Session: Reaching Everyone—Health Disparities and Sex Differences in Physical Activity
Presentation:The Menstrual Cycle and Beyond: Barriers and Facilitators of Activity in Women with Type 1 Diabetes
Speakers at this ADA Scientific Sessions presentation included: Jane Yardley, PhD (University of Alberta)
Regular exercise is important for overall health. For people living with type 1 diabetes exercise can:
- Lower the risk of heart disease
- Improve longevity
- Maintain healthy body weight
- Prevent the development of diabetes-related complications
- Improve insulin resistance
- Improve overall mood
Amidst all the benefits of physical activity for people living with type 1 diabetes, Dr. Jane Yardley noted women are commonly less active than men. When asked about what prevented them from exercising, women cited a lack of a diabetes-friendly community (understanding of devices and alarms), a fear of hypoglycemia and increased glycemic variability (spikes + drops in blood glucose levels).
During exercise, different forms of fuel are used depending on the type of activity. With aerobic exercise, blood glucose is the second source of fuel, which is why it’s common to experience lows during exercise.
The main hormones regulating the balance of blood glucose is insulin and glucagon, but for people living with type 1 diabetes, this regulation does not function properly and can make managing blood glucose levels difficult during exercise.
What impacts blood glucose during exercise?
“Exercise is complicated” Yardley shared. Factors that can impact blood glucose during exercise include:
- Type of exercise (aerobic, anaerobic)
- Time of exercise (morning, evening)
- Time of last meal (carbohydrate intake)
- Phase of menstrual cycle
Not surprising, past exercise guidelines were developed using studies with young, fit males— leaving much still unknown about how exercise impacts women’s physiology, including women with type 1 diabetes.
The phases of menstrual cycles can definitely impact whether a woman with type 1 diabetes experiences spikes or lows during exercise. Yardley explained that glycogen depletion may depend on the menstrual cycle phase, with a higher hypoglycemia risk during aerobic exercise in the luteal phase.
What should women with type 1 diabetes do to exercise safely?
There is still no data on the impacts of resistance training on women with T1D going through menopause, but researchers are aware that this gap in knowledge needs to be addressed.

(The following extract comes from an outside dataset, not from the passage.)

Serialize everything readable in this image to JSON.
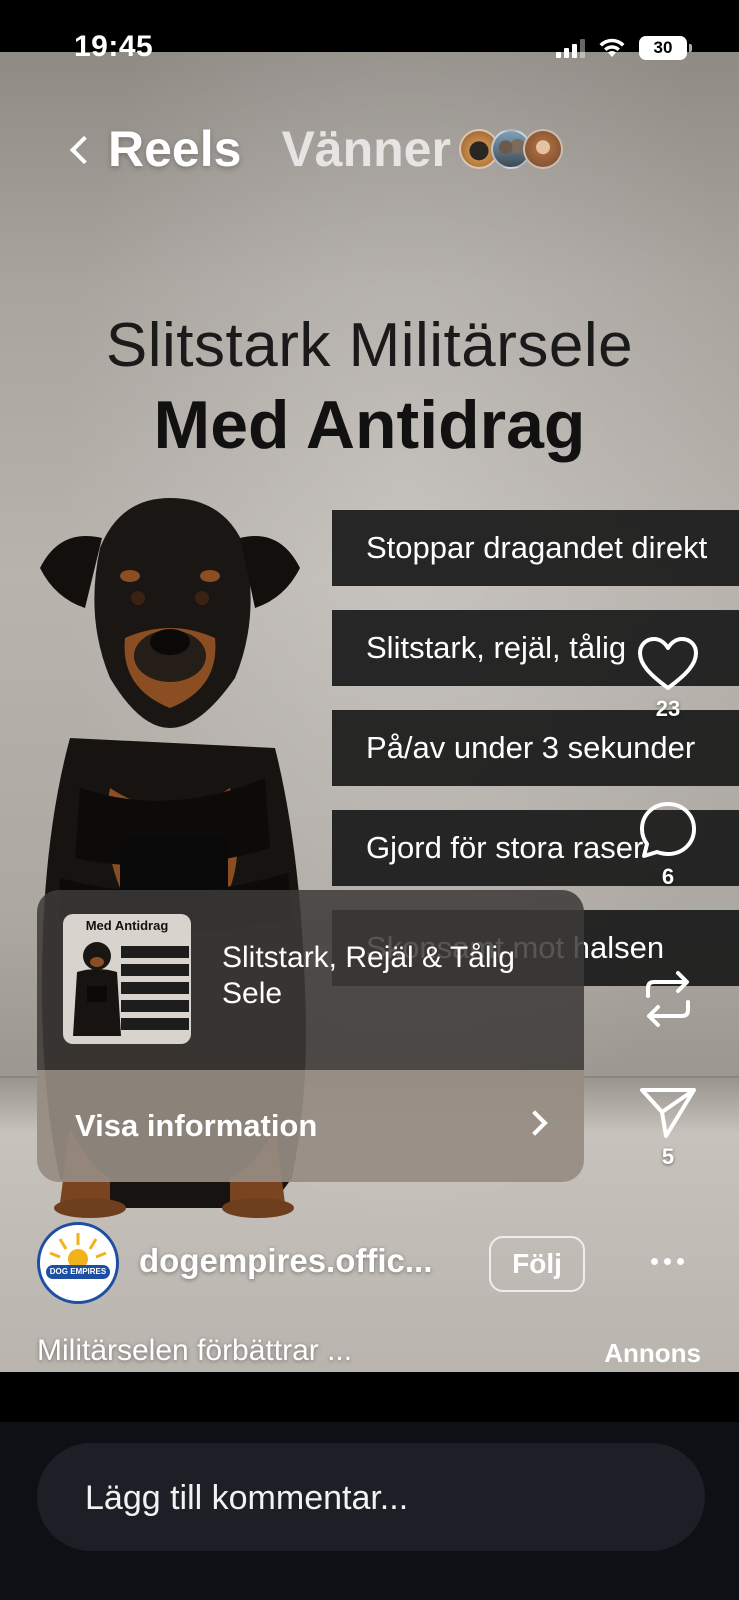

Yardley recommended that providers make women aware that their menstrual cycle can impact their blood glucose levels during exercise and assist women in getting the support that encourages a safe environment for exercise with type 1 diabetes.
The best type of activity for women with type 1? “Whatever you like. Because that’s what you’re going to maintain. Any activity is better than no activity,” Yardley said.